Bold migration targets needed to secure long term economic growth
Border closures during the COVID freeze on immigration will wipe $17.9 billion off economic growth by 2025 unless political leaders immediately support initiatives to close the population gap, said Urban Development Institute of Australia.
Migration remains intrinsic to Australia’s history and prosperity. It has helped power our economy, improve our global competitiveness, it supports the growth of new markets, balances our demographic profile, fills knowledge and labour gaps and sustains the tax base. Population growth was at the core of our global record of 28 years of uninterrupted economic growth, until we felt the impacts of COVID lockdowns.
However, the Centre for Population estimates Australia’s population will be 855,200 lower by 2031 than pre-COVID forecasts.

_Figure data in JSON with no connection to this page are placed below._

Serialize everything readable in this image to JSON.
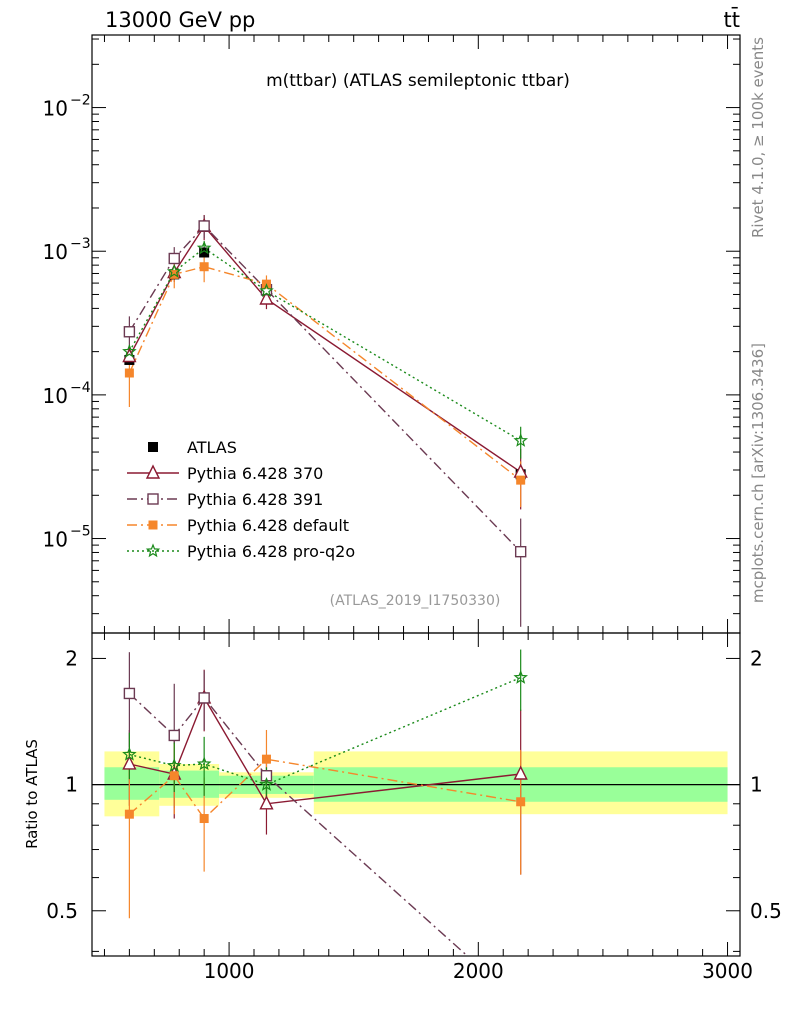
{
  "header": {
    "energy_label": "13000 GeV pp",
    "process_label": "tt̄"
  },
  "side": {
    "rivet_label": "Rivet 4.1.0, ≥ 100k events",
    "source_label": "mcplots.cern.ch [arXiv:1306.3436]"
  },
  "chart_data": {
    "type": "line",
    "title": "m(ttbar) (ATLAS semileptonic ttbar)",
    "analysis_tag": "(ATLAS_2019_I1750330)",
    "xlabel": "",
    "xlim": [
      450,
      3050
    ],
    "x_ticks": [
      1000,
      2000,
      3000
    ],
    "x_tick_labels": [
      "1000",
      "2000",
      "3000"
    ],
    "top": {
      "yscale": "log",
      "ylim": [
        2.2e-06,
        0.032
      ],
      "y_tick_labels": [
        {
          "base": "10",
          "exp": "−2",
          "value": 0.01
        },
        {
          "base": "10",
          "exp": "−3",
          "value": 0.001
        },
        {
          "base": "10",
          "exp": "−4",
          "value": 0.0001
        },
        {
          "base": "10",
          "exp": "−5",
          "value": 1e-05
        }
      ]
    },
    "ratio": {
      "ylabel": "Ratio to ATLAS",
      "ylim": [
        0.39,
        2.3
      ],
      "y_tick_labels": [
        "0.5",
        "1",
        "2"
      ],
      "y_tick_values": [
        0.5,
        1,
        2
      ],
      "band_edges": [
        500,
        720,
        960,
        1340,
        3000
      ],
      "band_inner": [
        [
          0.92,
          1.1
        ],
        [
          0.93,
          1.08
        ],
        [
          0.95,
          1.05
        ],
        [
          0.91,
          1.1
        ]
      ],
      "band_outer": [
        [
          0.84,
          1.2
        ],
        [
          0.89,
          1.12
        ],
        [
          0.93,
          1.07
        ],
        [
          0.85,
          1.2
        ]
      ]
    },
    "x": [
      600,
      780,
      900,
      1150,
      2170
    ],
    "data": {
      "name": "ATLAS",
      "values": [
        0.000175,
        0.00069,
        0.00098,
        0.00053,
        2.8e-05
      ]
    },
    "series": [
      {
        "name": "Pythia 6.428 370",
        "color": "#8b1a32",
        "marker": "triangle",
        "dash": "",
        "values": [
          0.000185,
          0.00071,
          0.00149,
          0.000465,
          2.9e-05
        ],
        "errors_rel": [
          0.12,
          0.14,
          0.2,
          0.15,
          0.45
        ],
        "ratio": [
          1.12,
          1.06,
          1.61,
          0.9,
          1.06
        ],
        "ratio_err": [
          0.23,
          0.23,
          0.27,
          0.14,
          0.45
        ]
      },
      {
        "name": "Pythia 6.428 391",
        "color": "#6b3a52",
        "marker": "square",
        "dash": "10,4,2,4",
        "values": [
          0.000275,
          0.00089,
          0.0015,
          0.00054,
          8.1e-06
        ],
        "errors_rel": [
          0.28,
          0.2,
          0.18,
          0.12,
          0.7
        ],
        "ratio": [
          1.65,
          1.31,
          1.61,
          1.05,
          0.3
        ],
        "ratio_err": [
          0.42,
          0.43,
          0.26,
          0.12,
          0.0
        ]
      },
      {
        "name": "Pythia 6.428 default",
        "color": "#f5862b",
        "marker": "filled-square",
        "dash": "10,4,2,4",
        "values": [
          0.000142,
          0.00069,
          0.00078,
          0.00059,
          2.55e-05
        ],
        "errors_rel": [
          0.42,
          0.2,
          0.22,
          0.15,
          0.35
        ],
        "ratio": [
          0.85,
          1.05,
          0.83,
          1.15,
          0.91
        ],
        "ratio_err": [
          0.37,
          0.2,
          0.21,
          0.2,
          0.3
        ]
      },
      {
        "name": "Pythia 6.428 pro-q2o",
        "color": "#1a8a1a",
        "marker": "star",
        "dash": "2,3",
        "values": [
          0.0002,
          0.00072,
          0.00105,
          0.00053,
          4.8e-05
        ],
        "errors_rel": [
          0.1,
          0.1,
          0.12,
          0.1,
          0.25
        ],
        "ratio": [
          1.18,
          1.11,
          1.12,
          1.0,
          1.8
        ],
        "ratio_err": [
          0.15,
          0.15,
          0.18,
          0.1,
          0.3
        ]
      }
    ]
  }
}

“While Australian Governments took measures to underpin jobs and protect incomes during the pandemic, it doesn’t alter the fact that we have lost two years of positive economic uplift from immigration,“ said Maxwell Shifman, UDIA National President.
“UDIA analysis shows that there is a direct and positive correlation (+0.7) between increases in migrant intake and growth in GDP per capita. Equally, a fall in migration rates puts severe downward pressure on economic growth leading to declining national productivity across all businesses and less jobs,” he addedSource: ABS, World Bank, UDIA
“Net Overseas Migration historically accounts for around 60% of the population growth needed to sustain Australia’s vibrant economy. The value of migrants to this nation cannot be overestimated,” Mr Shifman said.
The Migration Council of Australia’s report “The Economic Impact of Migration” states that migrants add 15.7 per cent to our workforce participation rate, and 5.9 per cent in GDP per capita growth.
Recent Treasury analysis shows that each permanent migrant contributes $127,000 more to federal and State budgets than the general population over their lifetime. When you consider that immigrants own 1 in 3 small businesses, that’s 620,000 businesses and 1.4 million employees, they are clearly a major contributor to everyday life,” he added.
The report also stated that skill stream migrants are estimated to contribute more to government revenue through taxation than they receive through government services and benefits. The increased diversity that migrants bring plays an important role in helping Australian businesses innovate in the face of intensified global competition and technological change. They also offset Australia’s ageing population, improve labour force participation and productivity, and help businesses to source skills that are difficult to develop at short notice, a challenge that has so obviously presented itself over the pandemic period.
“Australia has temporarily lost the powerful and critical economic boost that immigration brings to the economy. This massive economic hit is only now becoming apparent, and needs to be caught up as quickly as possible to minimise the long term impacts,” said Mr Shifman.
Many industries are already feeling the pressures from worker shortages and the economy will continue to struggle if bold migration targets are not established.
There is no question that Australia must restore its immigration program and consider setting a new population and settlement policy that will give the industry certainty needed to tackle the housing crisis and address emerging labour and skills shortages. 2022 Budget forecasts expect 180,000 new migrants in FY2023 and 213,000 in FY2024, however more should be done to make up for the lost NOM over the pandemic years.
“Ongoing short, medium and long term Government initiatives to recapture strong skilled migration flows and boost population growth are welcome and UDIA is keen to see cooperation from all sides of politics to close the population gap quickly, for Australia’s financial prosperity.”
“But this must come hand in hand with urgent measures to improve housing supply across the country. Population growth is an enormous net positive for the country, and it only becomes an issue when we fail to match expected growth with the homes and infrastructure investment needed to support it,” said Mr Shifman.